Diz o texto: “O pó volte à terra, como o era, e o espírito volte a Deus, que o deu”.
1º – Porque a noção de um “espírito” equivalente a uma entidade imortal com que o homem foi dotado na criação (“alma”) parte duma premissa não demonstrada, pois não ocorre qualquer informação nas Escrituras de que tal componente realmente integrasse o indivíduo originalmente criado.
Aliás, ocorre uma discussão entre dualistas “dicotomistas” e “tricotomistas”, quanto a se as designações de “alma” e “espírito” se equivalem ou têm sentidos diferenciados no que tange à condição de vida e morte.
2º – Porque quem ler o capítulo inteiro de Eclesiastes 12 perceberá a linguagem pungente em que o sábio se refere ao fim da vida de todos, antecedido pela penosa experiência da velhice até o ponto em que “o pó volte à terra, como o era, e o espírito volte a Deus que o deu” (vs. 7).
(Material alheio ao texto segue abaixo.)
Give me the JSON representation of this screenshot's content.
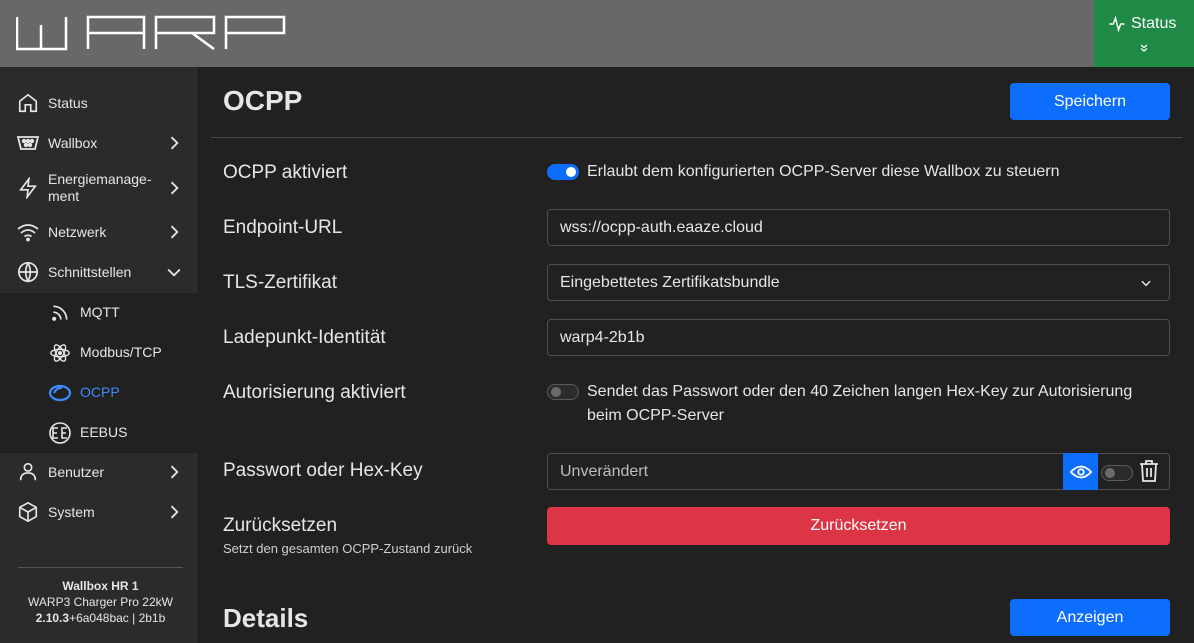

O vs. 6 descreve o fim da vida em alegorias variadas e linguagem bem gráfica: “antes que se rompa o fio de prata, e se despedace o copo de ouro, e se quebre o cântaro junto à fonte, e se desfaça a roda junto ao poço”.
3º – Porque a própria advertência a todos para que o Criador seja lembrado, antes que a morte chegue sem que Ele seja assim tido em conta, não dá margem a qualquer noção de intenção do autor em falar do espírito só dos salvos, e sim de todos os seres humanos.
4º – Porque a morte de todos logicamente significa que Deus, em quem “vivemos, e nos movemos, e existimos” (Atos 7:28) retira esse dom da vida. O “fôlego” é reintegrado ao espaço, o corpo retorna ao pó, e a máquina humana cessa de funcionar.
Se a interpretação dos imortalistas é no sentido de que “o espírito” que volta vai para junto de Deus como entidade consciente, então temos a pregação da salvação universal! TODOS os espíritos de TODOS os que são pó (a raça humana inteira) retornaria para Deus! O texto não implica absolutamente separação de salvos e perdidos. . . .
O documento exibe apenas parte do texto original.